3―5

「……」

 目の前には六十頭くらいのあのサルの群れが川の源流となっている湖の湖畔で睡眠を取っていた。どうやら彼らはの暑い内はここで涼をとっているみたいだ。

 その気になれば夜でも戦えないことは無い。ショーンさんみたいにスクラップの山から武器を拝借して(これはお客さんの積荷じゃないから略奪にはあたらない)掃討戦を仕掛ければタメを張れる。

 けど、背負ったジウ同様に現代の兵器には常に電子制御が施されていてそれこそ昨日のレイガンみたいに暴発しかねない。ママの部隊ならアナログな実弾兵器もあるのだろうけど、通常の星間運送業社なら護身用にレイガンかヒートガンがセオリー。今は不安定な文明の利器には頼れない。

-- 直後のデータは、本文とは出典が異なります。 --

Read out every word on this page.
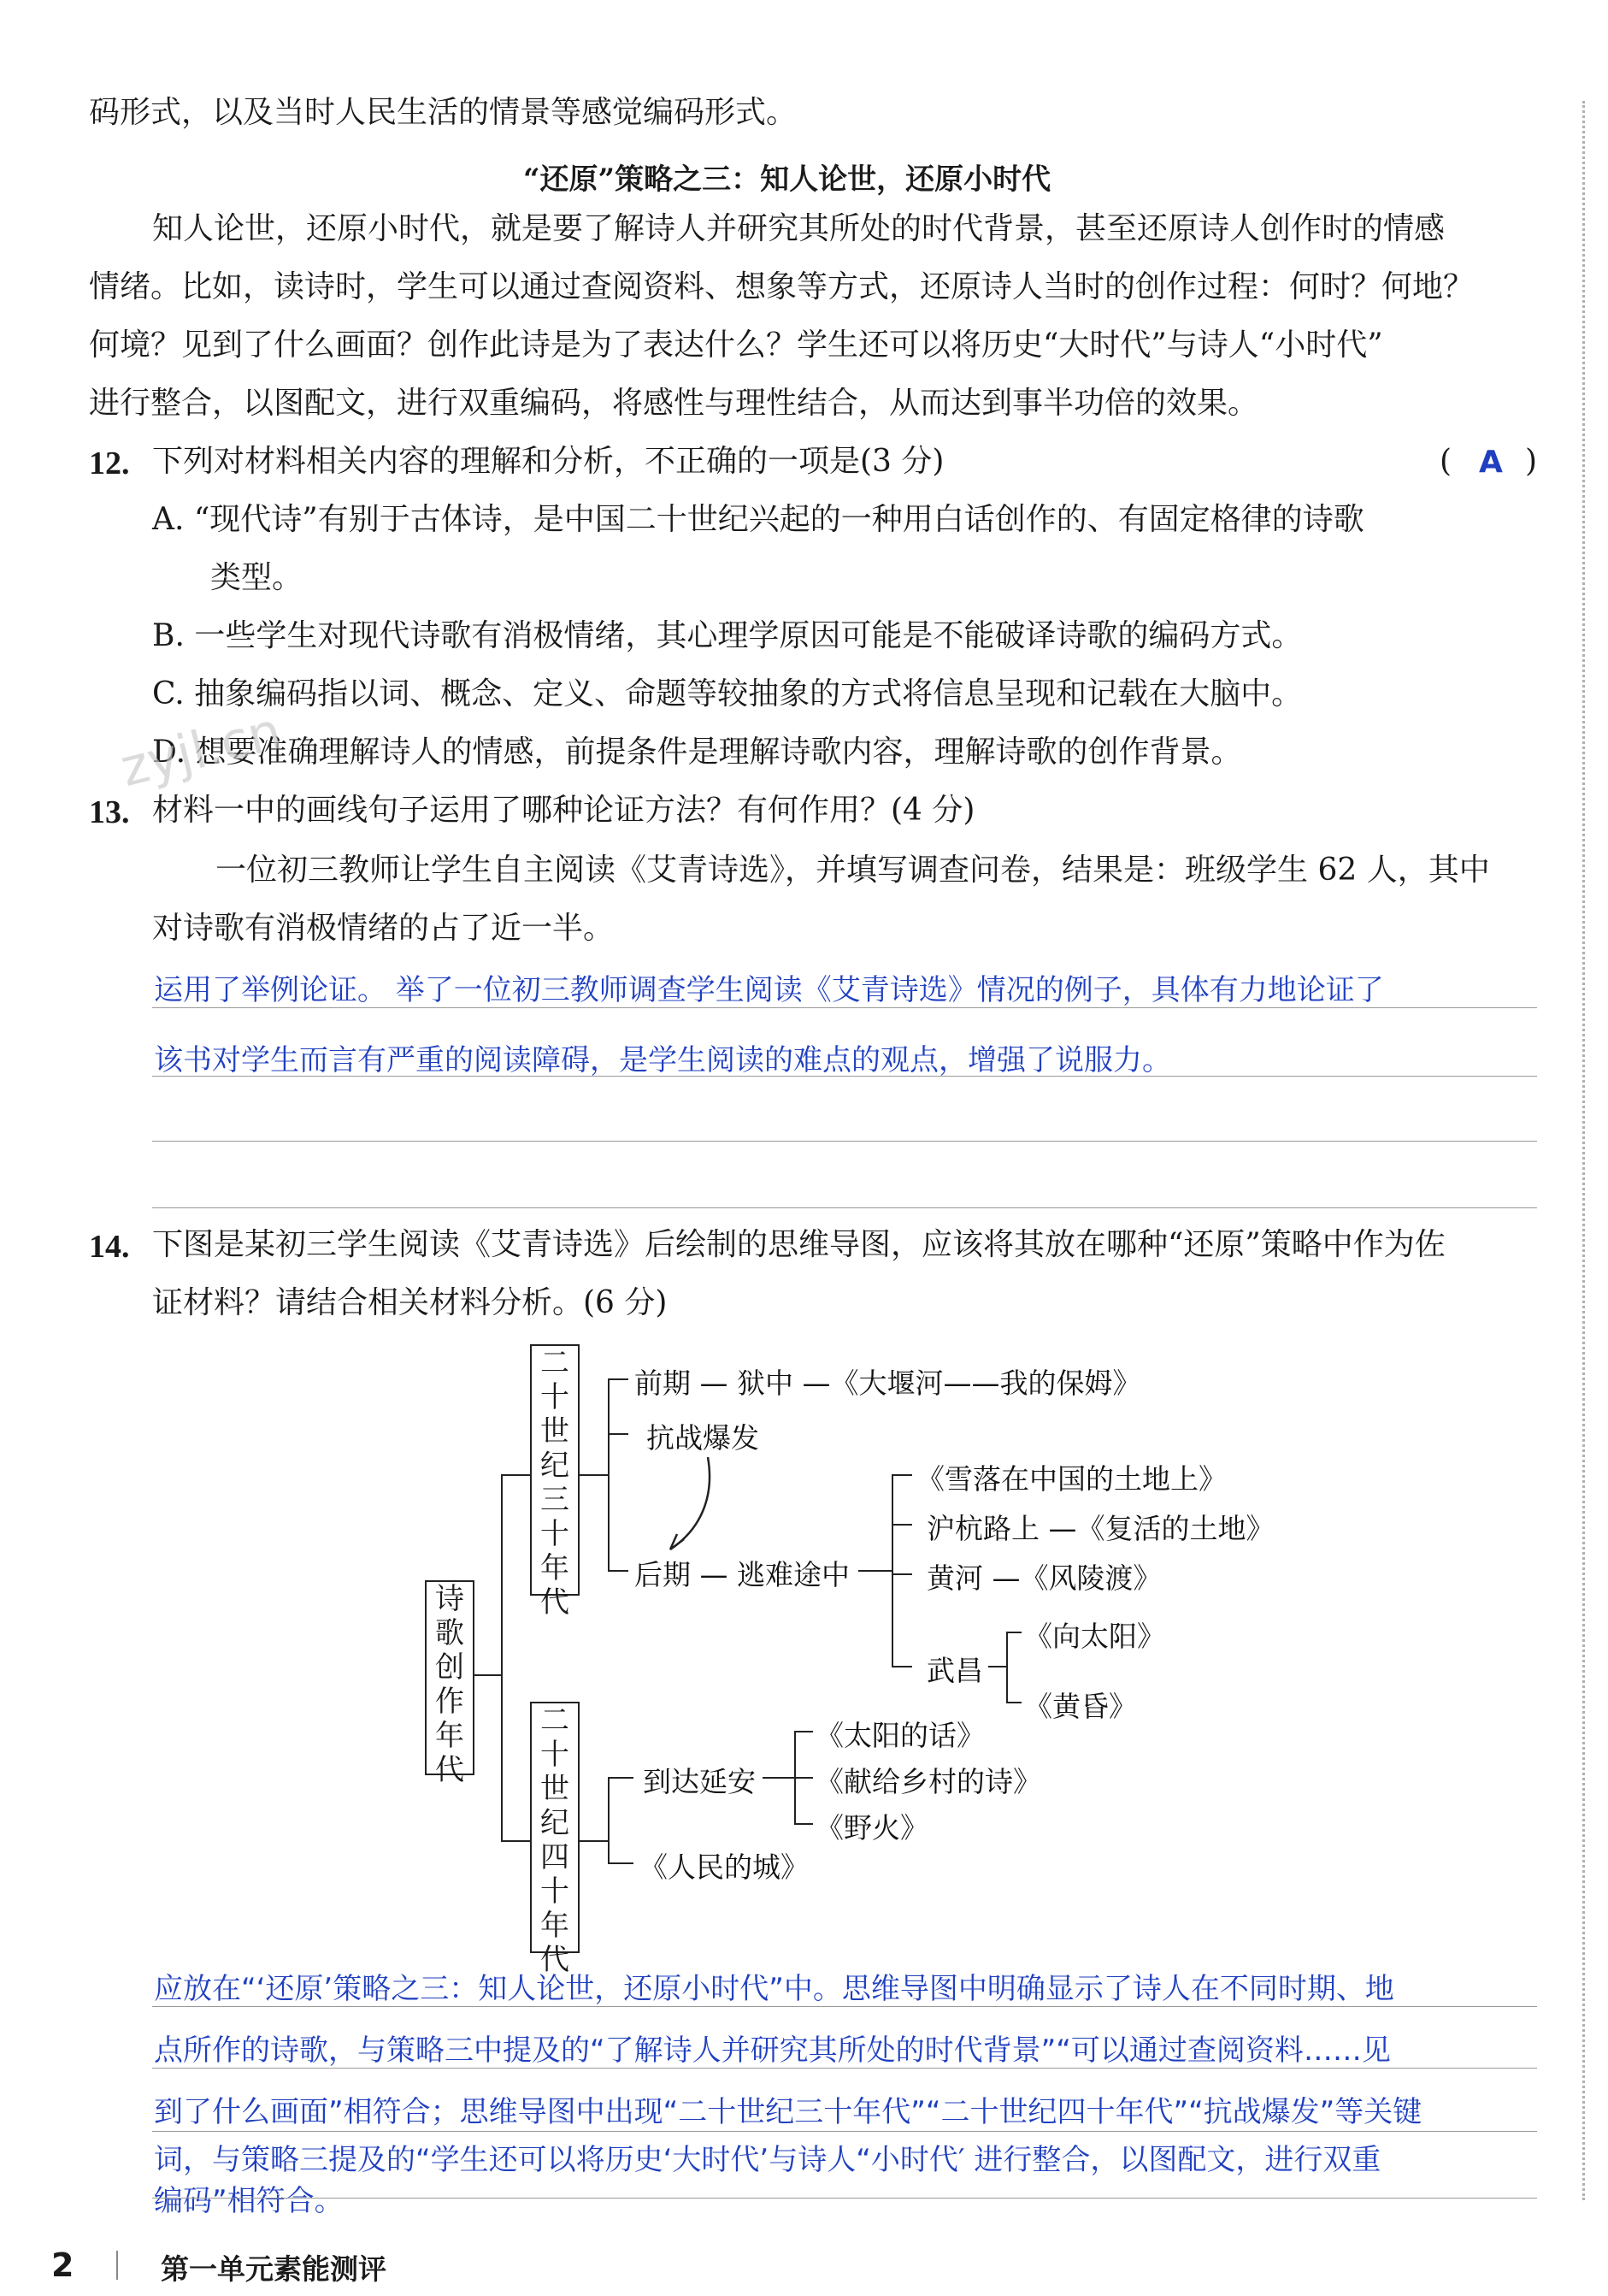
码形式，以及当时人民生活的情景等感觉编码形式。
“还原”策略之三：知人论世，还原小时代
知人论世，还原小时代，就是要了解诗人并研究其所处的时代背景，甚至还原诗人创作时的情感
情绪。比如，读诗时，学生可以通过查阅资料、想象等方式，还原诗人当时的创作过程：何时？何地？
何境？见到了什么画面？创作此诗是为了表达什么？学生还可以将历史“大时代”与诗人“小时代”
进行整合，以图配文，进行双重编码，将感性与理性结合，从而达到事半功倍的效果。
12. 下列对材料相关内容的理解和分析，不正确的一项是(3 分)	( A )
A. “现代诗”有别于古体诗，是中国二十世纪兴起的一种用白话创作的、有固定格律的诗歌
类型。
B. 一些学生对现代诗歌有消极情绪，其心理学原因可能是不能破译诗歌的编码方式。
C. 抽象编码指以词、概念、定义、命题等较抽象的方式将信息呈现和记载在大脑中。
D. 想要准确理解诗人的情感，前提条件是理解诗歌内容，理解诗歌的创作背景。
zyjl.cn
13. 材料一中的画线句子运用了哪种论证方法？有何作用？(4 分)
一位初三教师让学生自主阅读《艾青诗选》，并填写调查问卷，结果是：班级学生 62 人，其中
对诗歌有消极情绪的占了近一半。
运用了举例论证。 举了一位初三教师调查学生阅读《艾青诗选》情况的例子，具体有力地论证了
该书对学生而言有严重的阅读障碍，是学生阅读的难点的观点，增强了说服力。
14. 下图是某初三学生阅读《艾青诗选》后绘制的思维导图，应该将其放在哪种“还原”策略中作为佐
证材料？请结合相关材料分析。(6 分)
诗
歌
创
作
年
代
二
十
世
纪
三
十
年
代
前期 — 狱中 —《大堰河——我的保姆》
抗战爆发
后期 — 逃难途中
《雪落在中国的土地上》
沪杭路上 —《复活的土地》
黄河 —《风陵渡》
武昌
《向太阳》
《黄昏》
二
十
世
纪
四
十
年
代
到达延安
《太阳的话》
《献给乡村的诗》
《野火》
《人民的城》
应放在“‘还原’策略之三：知人论世，还原小时代”中。思维导图中明确显示了诗人在不同时期、地
点所作的诗歌，与策略三中提及的“了解诗人并研究其所处的时代背景”“可以通过查阅资料……见
到了什么画面”相符合；思维导图中出现“二十世纪三十年代”“二十世纪四十年代”“抗战爆发”等关键
词，与策略三提及的“学生还可以将历史‘大时代’与诗人“小时代′ 进行整合，以图配文，进行双重
编码”相符合。
2	第一单元素能测评
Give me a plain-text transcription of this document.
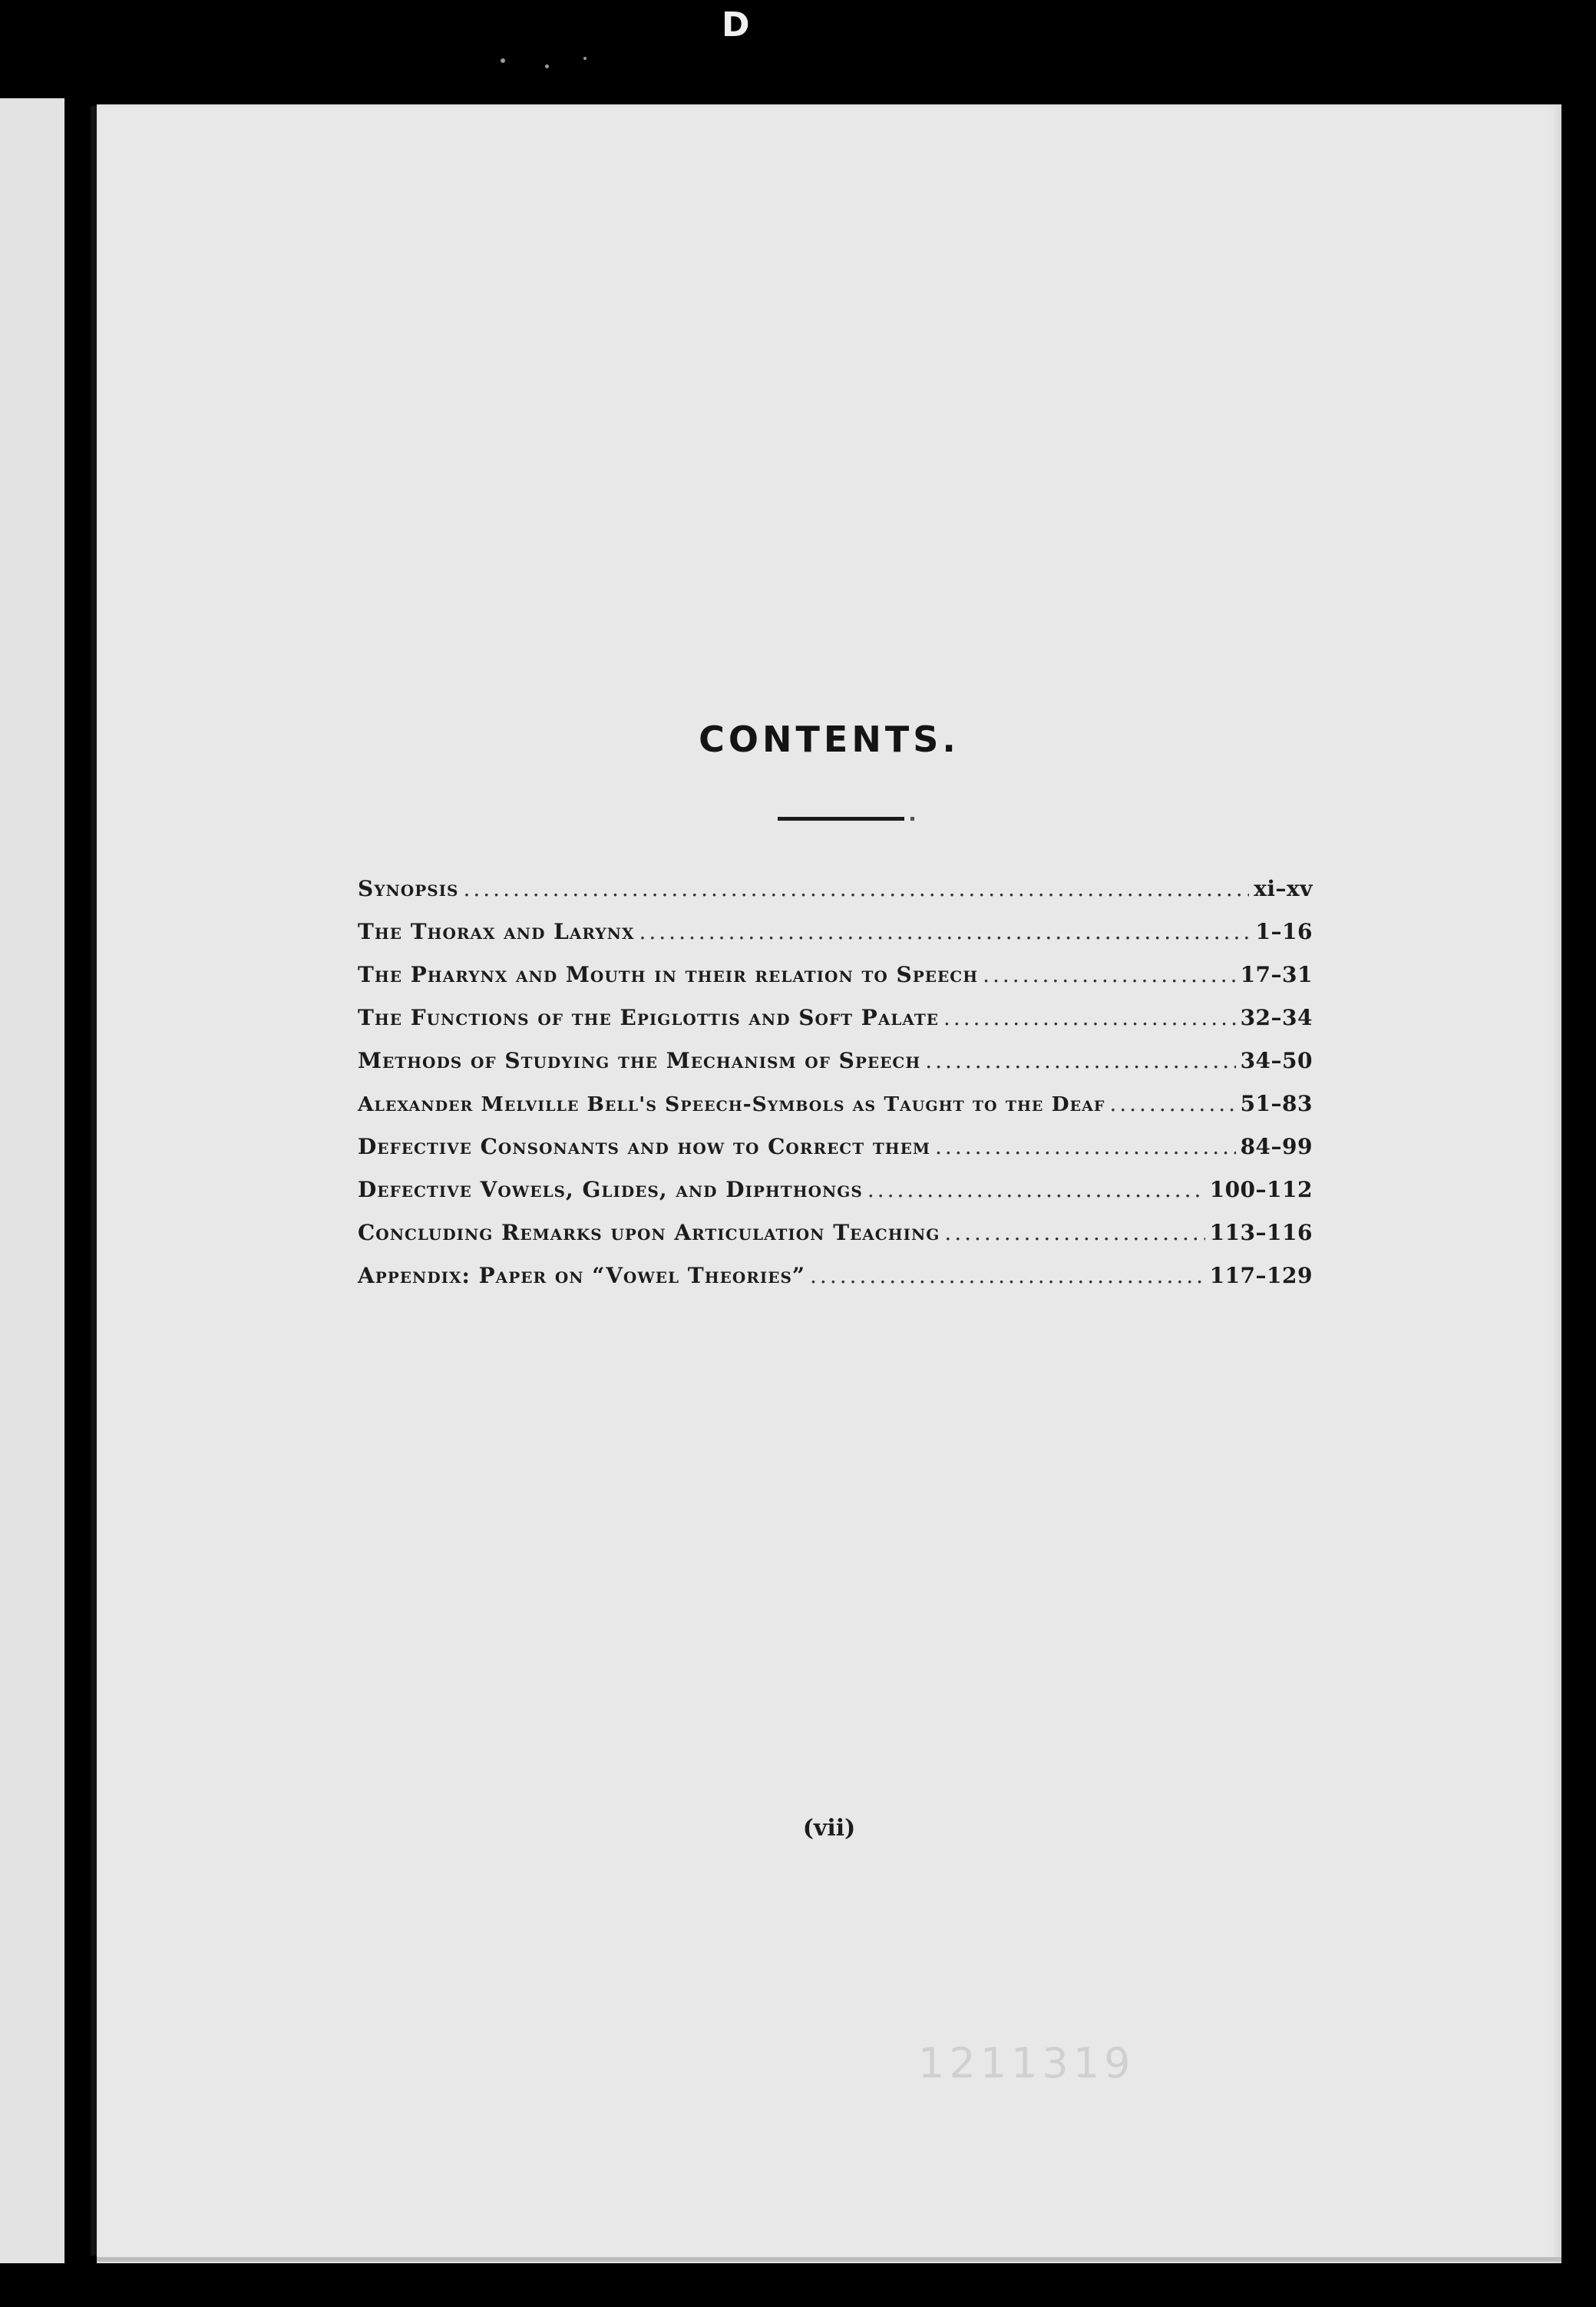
D
CONTENTS.
Synopsis .....	xi–xv
The Thorax and Larynx .....	1–16
The Pharynx and Mouth in their relation to Speech .....	17–31
The Functions of the Epiglottis and Soft Palate .....	32–34
Methods of Studying the Mechanism of Speech .....	34–50
Alexander Melville Bell's Speech-Symbols as Taught to the Deaf .....	51–83
Defective Consonants and how to Correct them .....	84–99
Defective Vowels, Glides, and Diphthongs .....	100–112
Concluding Remarks upon Articulation Teaching .....	113–116
Appendix: Paper on “Vowel Theories” .....	117–129
(vii)
1211319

 でも、文明の知恵であれば材料さえあれば使い放題だ――

「――ッ!」

 私は手に持った火炎瓶に火を点けるとそのまま群れの中心へと投げ込んだ。

 ズドン! とど派手な音を立てて湖畔が焼け焦げる。スクラップの山の宇宙船の推進剤を燃料にしたせいか威力は想像以上。ざっと二十頭は始末できた。

「約四十……」

 その後も手あたり次第群れが密集している箇所に火炎瓶を投げ込んだ。彼らは寝込みを襲われるのは初めてなのか、それとも襲う側としての地位を確立してきたからなのか、動きが鈍い。その数はあっという間に十頭程度に減った。

 だけどその残った十頭が厄介な事にデキる奴で、頭を睡眠から戦闘に切り替えると投擲パターンを予測して私の方へと真っ直ぐ向かって来た。むき出しの牙に、振り上げられた鋭い爪。確かにこれが夜中であれば危なかったかもしれない。

「九」

「⁈ グゲッ――」

 私はスクラップの破片を使って作った槍を数本、サルたちに向かって投擲した。穂は船の破片の中でも飛びぬけて鋭い奴を採用している。これと私の目と筋力が合わされば致命傷をお見舞いできる。

「二!」

 ギャギャー! と一際大きな叫び声をあげて二匹は湖の奥、森のさらなる深みへと逃げていく。

 助けを呼びに行ったのか、それとも開けた場所だと不利だから自分たちにとって有利なフィールドに誘い込もうとしているのか……。

「上等じゃん……」

 私は残りの手造り武器をこれまたスクラップから拝借して来たドラム型のショルダーバッグに押し込んで駆け出した。

 こうなったら徹底抗戦だ。私が生き残るか、それともサル達か。エメラルドグリーンの瞳はもうバッチリに彼らの壊し方を把握している。昼間の内であれば、ジウみたいに素手で解体できる自信がある。